27 The Judge sentenced the applicant on the basis that he was addicted to heroin. In the event that the applicant engaged in the supply of heroin purely for greed it would have been open to have imposed a sentence of greater severity.
28 In assessing a challenge that the sentences are manifestly excessive it is important to bear in mind that the maximum penalty for these offences is one of fifteen years’ imprisonment. The sentences are structured to give effect to totality in the determination of partial concurrence as between those imposed for counts 1 and 2 and that imposed for count 3. It was necessary for the sentence imposed for the latter count to reflect the gravity of the circumstance that it was committed while the applicant was on bail for similar offences. The quantity of heroin involved in the offences committed on 30 May 2003 was itself significant.

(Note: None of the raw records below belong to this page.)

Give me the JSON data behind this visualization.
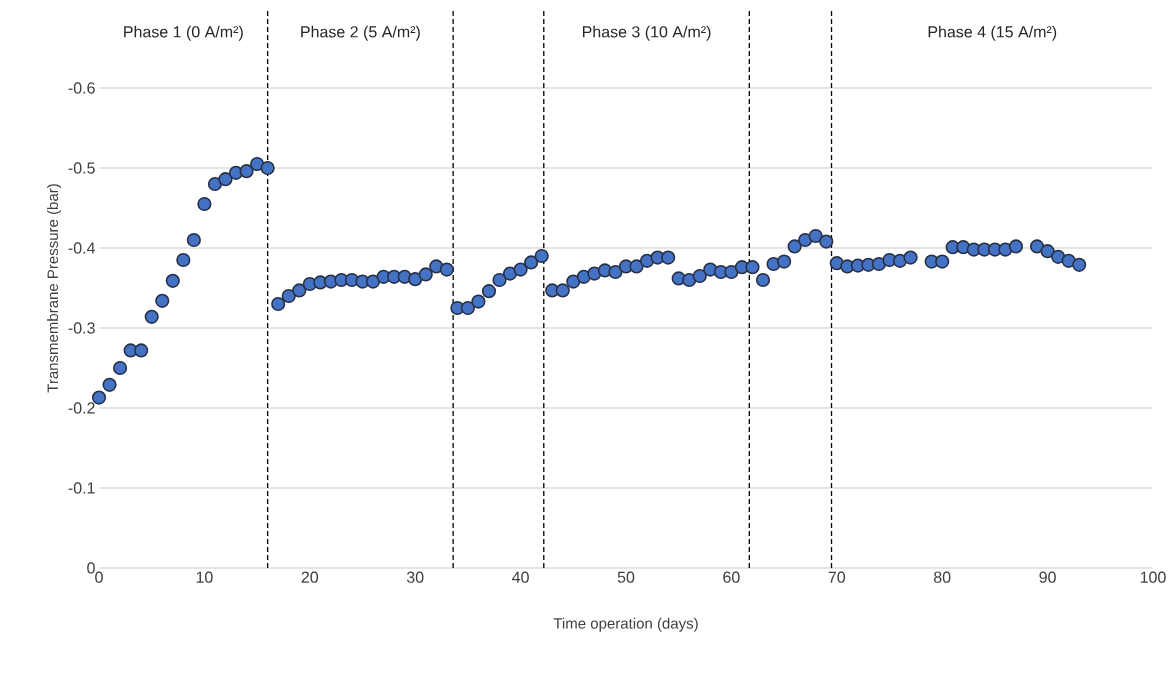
{
  "chart_data": {
    "type": "scatter",
    "xlabel": "Time operation (days)",
    "ylabel": "Transmembrane Pressure (bar)",
    "x": [
      0,
      1,
      2,
      3,
      4,
      5,
      6,
      7,
      8,
      9,
      10,
      11,
      12,
      13,
      14,
      15,
      16,
      17,
      18,
      19,
      20,
      21,
      22,
      23,
      24,
      25,
      26,
      27,
      28,
      29,
      30,
      31,
      32,
      33,
      34,
      35,
      36,
      37,
      38,
      39,
      40,
      41,
      42,
      43,
      44,
      45,
      46,
      47,
      48,
      49,
      50,
      51,
      52,
      53,
      54,
      55,
      56,
      57,
      58,
      59,
      60,
      61,
      62,
      63,
      64,
      65,
      66,
      67,
      68,
      69,
      70,
      71,
      72,
      73,
      74,
      75,
      76,
      77,
      79,
      80,
      81,
      82,
      83,
      84,
      85,
      86,
      87,
      89,
      90,
      91,
      92,
      93
    ],
    "values": [
      -0.213,
      -0.229,
      -0.25,
      -0.272,
      -0.272,
      -0.314,
      -0.334,
      -0.359,
      -0.385,
      -0.41,
      -0.455,
      -0.48,
      -0.486,
      -0.494,
      -0.496,
      -0.505,
      -0.5,
      -0.33,
      -0.34,
      -0.347,
      -0.355,
      -0.357,
      -0.358,
      -0.36,
      -0.36,
      -0.358,
      -0.358,
      -0.364,
      -0.364,
      -0.364,
      -0.361,
      -0.367,
      -0.377,
      -0.373,
      -0.325,
      -0.325,
      -0.333,
      -0.346,
      -0.36,
      -0.368,
      -0.373,
      -0.382,
      -0.39,
      -0.347,
      -0.347,
      -0.358,
      -0.364,
      -0.368,
      -0.372,
      -0.37,
      -0.377,
      -0.377,
      -0.384,
      -0.388,
      -0.388,
      -0.362,
      -0.36,
      -0.365,
      -0.373,
      -0.37,
      -0.37,
      -0.376,
      -0.376,
      -0.36,
      -0.38,
      -0.383,
      -0.402,
      -0.41,
      -0.415,
      -0.408,
      -0.381,
      -0.377,
      -0.378,
      -0.379,
      -0.38,
      -0.385,
      -0.384,
      -0.388,
      -0.383,
      -0.383,
      -0.401,
      -0.401,
      -0.398,
      -0.398,
      -0.398,
      -0.398,
      -0.402,
      -0.402,
      -0.396,
      -0.389,
      -0.384,
      -0.379
    ],
    "color": "#4472c4",
    "grid": "y",
    "xlim": [
      0,
      100
    ],
    "xticks": [
      0,
      10,
      20,
      30,
      40,
      50,
      60,
      70,
      80,
      90,
      100
    ],
    "ylim": [
      0,
      -0.7
    ],
    "yticks": [
      0,
      -0.1,
      -0.2,
      -0.3,
      -0.4,
      -0.5,
      -0.6
    ],
    "ref_lines": [
      {
        "axis": "x",
        "value": 16,
        "line_style": "dashed",
        "color": "#000000"
      },
      {
        "axis": "x",
        "value": 33.6,
        "line_style": "dashed",
        "color": "#000000"
      },
      {
        "axis": "x",
        "value": 42.2,
        "line_style": "dashed",
        "color": "#000000"
      },
      {
        "axis": "x",
        "value": 61.7,
        "line_style": "dashed",
        "color": "#000000"
      },
      {
        "axis": "x",
        "value": 69.5,
        "line_style": "dashed",
        "color": "#000000"
      }
    ],
    "annotations": [
      "Phase 1 (0 A/m²)",
      "Phase 2 (5 A/m²)",
      "Phase 3 (10 A/m²)",
      "Phase 4 (15 A/m²)"
    ]
  }
}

It was necessary that the sentences reflected considerations of general deterrence and, with respect to the sentence imposed on count 3, to personal deterrence.
29 In the way the matter was developed in oral argument Mr Doyle did not contend that the overall sentence was manifestly excessive so much as that for a person serving a sentence of imprisonment for the first time and the effective non-parole period was too long. I am not persuaded, having regard to the matters to which I have referred, that that challenge has been made good.
30 For these reasons the orders that I propose are that the application be granted but that the appeal be dismissed.
31 HIDDEN J: I agree with the judgment of Justice Bell and the orders proposed by her.
32 JAMES J: I also agree. The orders of the court will be as proposed by Justice Bell.